Israeli officials maintain that the blockade, a series of restrictions on the movement of goods and people, is in place to prevent Hamas and other terror groups from importing weapons, or the means to make them, into Gaza.

Earlier this month, Gerald Rockenschaub, the head of WHO’s mission to the Palestinians, said there were only 87 ventilators in Gaza, while noting up to 80 percent of them were already in use. Patients around the world with serious cases of COVID-19, the disease caused by the virus, have required ventilators to stay alive.
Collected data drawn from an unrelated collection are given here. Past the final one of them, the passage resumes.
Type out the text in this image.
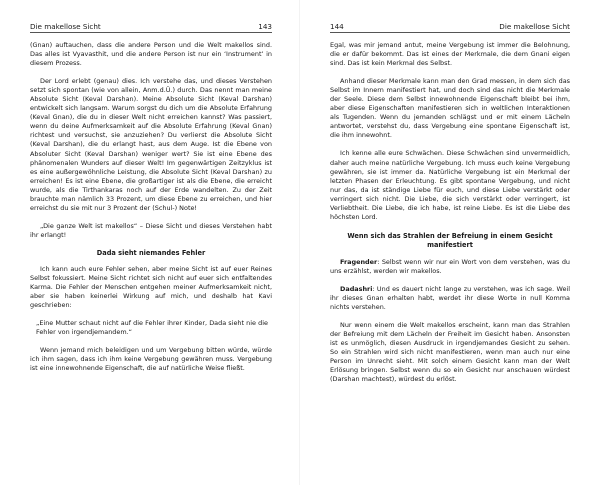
Die makellose Sicht	143

(Gnan) auftauchen, dass die andere Person und die Welt makellos sind. Das alles ist Vyavasthit, und die andere Person ist nur ein ‘Instrument’ in diesem Prozess.

Der Lord erlebt (genau) dies. Ich verstehe das, und dieses Verstehen setzt sich spontan (wie von allein, Anm.d.Ü.) durch. Das nennt man meine Absolute Sicht (Keval Darshan). Meine Absolute Sicht (Keval Darshan) entwickelt sich langsam. Warum sorgst du dich um die Absolute Erfahrung (Keval Gnan), die du in dieser Welt nicht erreichen kannst? Was passiert, wenn du deine Aufmerksamkeit auf die Absolute Erfahrung (Keval Gnan) richtest und versuchst, sie anzuziehen? Du verlierst die Absolute Sicht (Keval Darshan), die du erlangt hast, aus dem Auge. Ist die Ebene von Absoluter Sicht (Keval Darshan) weniger wert? Sie ist eine Ebene des phänomenalen Wunders auf dieser Welt! Im gegenwärtigen Zeitzyklus ist es eine außergewöhnliche Leistung, die Absolute Sicht (Keval Darshan) zu erreichen! Es ist eine Ebene, die großartiger ist als die Ebene, die erreicht wurde, als die Tirthankaras noch auf der Erde wandelten. Zu der Zeit brauchte man nämlich 33 Prozent, um diese Ebene zu erreichen, und hier erreichst du sie mit nur 3 Prozent der (Schul-) Note!

„Die ganze Welt ist makellos“ – Diese Sicht und dieses Verstehen habt ihr erlangt!

Dada sieht niemandes Fehler

Ich kann auch eure Fehler sehen, aber meine Sicht ist auf euer Reines Selbst fokussiert. Meine Sicht richtet sich nicht auf euer sich entfaltendes Karma. Die Fehler der Menschen entgehen meiner Aufmerksamkeit nicht, aber sie haben keinerlei Wirkung auf mich, und deshalb hat Kavi geschrieben:

„Eine Mutter schaut nicht auf die Fehler ihrer Kinder, Dada sieht nie die Fehler von irgendjemandem.“

Wenn jemand mich beleidigen und um Vergebung bitten würde, würde ich ihm sagen, dass ich ihm keine Vergebung gewähren muss. Vergebung ist eine innewohnende Eigenschaft, die auf natürliche Weise fließt.

144	Die makellose Sicht

Egal, was mir jemand antut, meine Vergebung ist immer die Belohnung, die er dafür bekommt. Das ist eines der Merkmale, die dem Gnani eigen sind. Das ist kein Merkmal des Selbst.

Anhand dieser Merkmale kann man den Grad messen, in dem sich das Selbst im Innern manifestiert hat, und doch sind das nicht die Merkmale der Seele. Diese dem Selbst innewohnende Eigenschaft bleibt bei ihm, aber diese Eigenschaften manifestieren sich in weltlichen Interaktionen als Tugenden. Wenn du jemanden schlägst und er mit einem Lächeln antwortet, verstehst du, dass Vergebung eine spontane Eigenschaft ist, die ihm innewohnt.

Ich kenne alle eure Schwächen. Diese Schwächen sind unvermeidlich, daher auch meine natürliche Vergebung. Ich muss euch keine Vergebung gewähren, sie ist immer da. Natürliche Vergebung ist ein Merkmal der letzten Phasen der Erleuchtung. Es gibt spontane Vergebung, und nicht nur das, da ist ständige Liebe für euch, und diese Liebe verstärkt oder verringert sich nicht. Die Liebe, die sich verstärkt oder verringert, ist Verliebtheit. Die Liebe, die ich habe, ist reine Liebe. Es ist die Liebe des höchsten Lord.

Wenn sich das Strahlen der Befreiung in einem Gesicht manifestiert

Fragender: Selbst wenn wir nur ein Wort von dem verstehen, was du uns erzählst, werden wir makellos.

Dadashri: Und es dauert nicht lange zu verstehen, was ich sage. Weil ihr dieses Gnan erhalten habt, werdet ihr diese Worte in null Komma nichts verstehen.

Nur wenn einem die Welt makellos erscheint, kann man das Strahlen der Befreiung mit dem Lächeln der Freiheit im Gesicht haben. Ansonsten ist es unmöglich, diesen Ausdruck in irgendjemandes Gesicht zu sehen. So ein Strahlen wird sich nicht manifestieren, wenn man auch nur eine Person im Unrecht sieht. Mit solch einem Gesicht kann man der Welt Erlösung bringen. Selbst wenn du so ein Gesicht nur anschauen würdest (Darshan machtest), würdest du erlöst.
Only 87 ventilators in Gaza? Again, whose fault is that? With the five billion dollars that just two men, Khaled Meshaal and Mousa Abu Marzouk stole, how many ventilators might the Gazans now possess? How many hospitals? How many ICU beds? How many Gazans will die from the coronavirus, or other illnesses, because of the Hamas leaders’ years of unchecked Grand Theft?

Every time you are informed that Israel is responsible for the parlous state of Gaza’s health care system, reply by giving the data on the amounts of money that Hamas leaders have appropriated for themselves. Tell your informant, too, that Israel does not blockade either medicines or medical equipment, that the Israelis have supplied testing kits and PPE, that Israeli doctors and nurses are even now training Palestinian medical personnel, and that it is indecent to continue to blame Israel for the choices made by Hamas.